Sometimes, not always, we can become agents of that deep comfort God offers: his warmth can flow through our own burning hands. His love can be heard in our own words of blessing.

I don’t have space to tell of the times I’ve felt God’s presence in my own broken places, but I have. Sometimes through others – strangers, friends, family – calling to God on my behalf. Sometimes all alone, knees on hard floor, tears flowing, grace surrounding me with courage, hope, even joy.

And I don’t have space to tell of the times I’ve seen God move in others: melting icy places of bitterness. Lifting heavy loads of guilt.
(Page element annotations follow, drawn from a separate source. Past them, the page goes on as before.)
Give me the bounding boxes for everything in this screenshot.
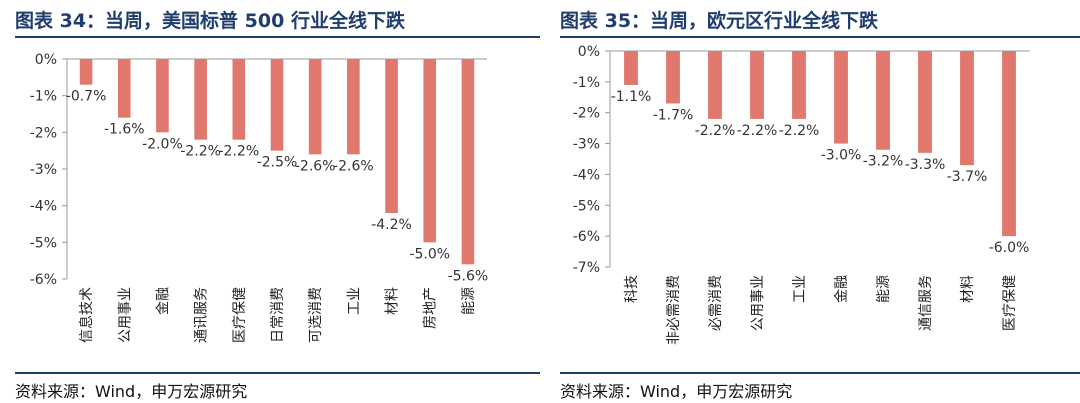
data-label: -2.2% [737, 123, 778, 139]
bar [232, 59, 246, 140]
bar [666, 51, 680, 104]
data-label: -0.7% [66, 89, 107, 105]
chart-panel-left: 图表 34：当周，美国标普 500 行业全线下跌 0% -1% -2% -3% -4% -… [15, 0, 540, 403]
bar [918, 51, 932, 153]
y-tick-label: -5% [573, 198, 600, 214]
bar [708, 51, 722, 119]
y-tick-label: -3% [30, 162, 57, 178]
category-label: 金融 [155, 287, 171, 315]
category-label: 工业 [792, 275, 808, 303]
source-note: 资料来源：Wind，申万宏源研究 [560, 382, 793, 401]
category-label: 房地产 [423, 287, 439, 329]
data-label: -3.0% [821, 148, 862, 164]
source-rule [560, 372, 1080, 374]
bar [1002, 51, 1016, 237]
y-tick-label: -1% [573, 75, 600, 91]
bar [423, 59, 437, 243]
data-label: -2.2% [180, 144, 221, 160]
bar [308, 59, 322, 155]
y-tick-label: -4% [30, 199, 57, 215]
category-label: 材料 [385, 287, 401, 315]
bar [461, 59, 475, 265]
category-label: 非必需消费 [666, 275, 682, 345]
category-label: 金融 [834, 275, 850, 303]
data-label: -2.2% [219, 144, 260, 160]
bar [117, 59, 131, 118]
bar [385, 59, 398, 213]
y-tick-label: -6% [30, 272, 57, 288]
data-label: -1.6% [104, 122, 145, 138]
category-label: 公用事业 [117, 287, 133, 343]
data-label: -2.6% [333, 158, 374, 174]
data-label: -5.0% [409, 246, 450, 262]
y-tick-label: -2% [573, 106, 600, 122]
category-label: 工业 [346, 287, 362, 315]
y-tick-label: 0% [578, 44, 600, 60]
category-label: 能源 [461, 287, 477, 315]
category-label: 科技 [624, 275, 640, 303]
data-label: -4.2% [371, 217, 412, 233]
source-note: 资料来源：Wind，申万宏源研究 [15, 382, 248, 401]
bar [624, 51, 638, 85]
data-label: -5.6% [448, 268, 489, 284]
title-rule [15, 36, 540, 38]
data-label: -2.2% [779, 123, 820, 139]
bar [834, 51, 848, 144]
bar [876, 51, 890, 150]
data-label: -2.5% [257, 155, 298, 171]
category-label: 信息技术 [78, 287, 95, 343]
chart-title: 图表 34：当周，美国标普 500 行业全线下跌 [15, 10, 405, 32]
title-rule [560, 36, 1080, 38]
bar [347, 59, 360, 155]
data-label: -1.7% [653, 107, 694, 123]
data-label: -3.3% [905, 157, 946, 173]
data-label: -2.6% [295, 158, 336, 174]
category-label: 可选消费 [308, 287, 324, 343]
category-label: 能源 [876, 275, 892, 303]
source-rule [15, 372, 540, 374]
y-tick-label: 0% [35, 52, 57, 68]
bar-chart-us-sectors: 0% -1% -2% -3% -4% -5% -6% -0.7% 信息技术 -1.6% 公用事业 -2… [30, 52, 489, 343]
bar [792, 51, 806, 119]
y-tick-label: -6% [573, 229, 600, 245]
data-label: -1.1% [611, 89, 652, 105]
data-label: -3.2% [863, 154, 904, 170]
bar [270, 59, 284, 151]
y-tick-label: -5% [30, 235, 57, 251]
chart-panel-right: 图表 35：当周，欧元区行业全线下跌 0% -1% -2% -3% -4% -5% -6% -… [560, 0, 1080, 403]
category-label: 材料 [960, 275, 976, 303]
bar [960, 51, 974, 166]
y-tick-label: -3% [573, 137, 600, 153]
bar [750, 51, 764, 119]
bar [79, 59, 93, 85]
bar-chart-euro-sectors: 0% -1% -2% -3% -4% -5% -6% -7% -1.1% 科技 -1.7% 非必需消费… [573, 44, 1030, 345]
category-label: 必需消费 [708, 275, 724, 331]
data-label: -3.7% [947, 169, 988, 185]
category-label: 公用事业 [750, 275, 766, 331]
data-label: -6.0% [989, 240, 1030, 256]
bar [156, 59, 169, 133]
category-label: 通信服务 [918, 275, 934, 331]
category-label: 通讯服务 [194, 287, 210, 343]
y-tick-label: -7% [573, 260, 600, 276]
data-label: -2.2% [695, 123, 736, 139]
category-label: 医疗保健 [1002, 275, 1018, 331]
data-label: -2.0% [142, 136, 183, 152]
category-label: 日常消费 [270, 287, 286, 343]
y-tick-label: -1% [30, 89, 57, 105]
y-tick-label: -2% [30, 125, 57, 141]
y-tick-label: -4% [573, 167, 600, 183]
category-label: 医疗保健 [232, 287, 248, 343]
bar [194, 59, 207, 140]
chart-title: 图表 35：当周，欧元区行业全线下跌 [560, 10, 879, 32]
Speaking words of kindness and love past walls of doubt, anger, grief. 
Is given that is not
Taken, and nothing taken
That was not first a gift.
So I do come, despite the sadness of the day, to a place of thanksgiving. These lives that circle mine, these fragile, precious lives, these lives are gifts. Gifts given, taken. Thank you for these gifts.

The land I love and grieve for – mountains, valleys, rivers, streams. Beautiful, enduring, groaning. Gifts given. Thank you for these gifts.

And the deeper gift: the knowledge, beyond words, reason, questions, grief, that God is near. A gift I would give to others. The comfort from the God of all comfort. That, too, is a gift. Thank you.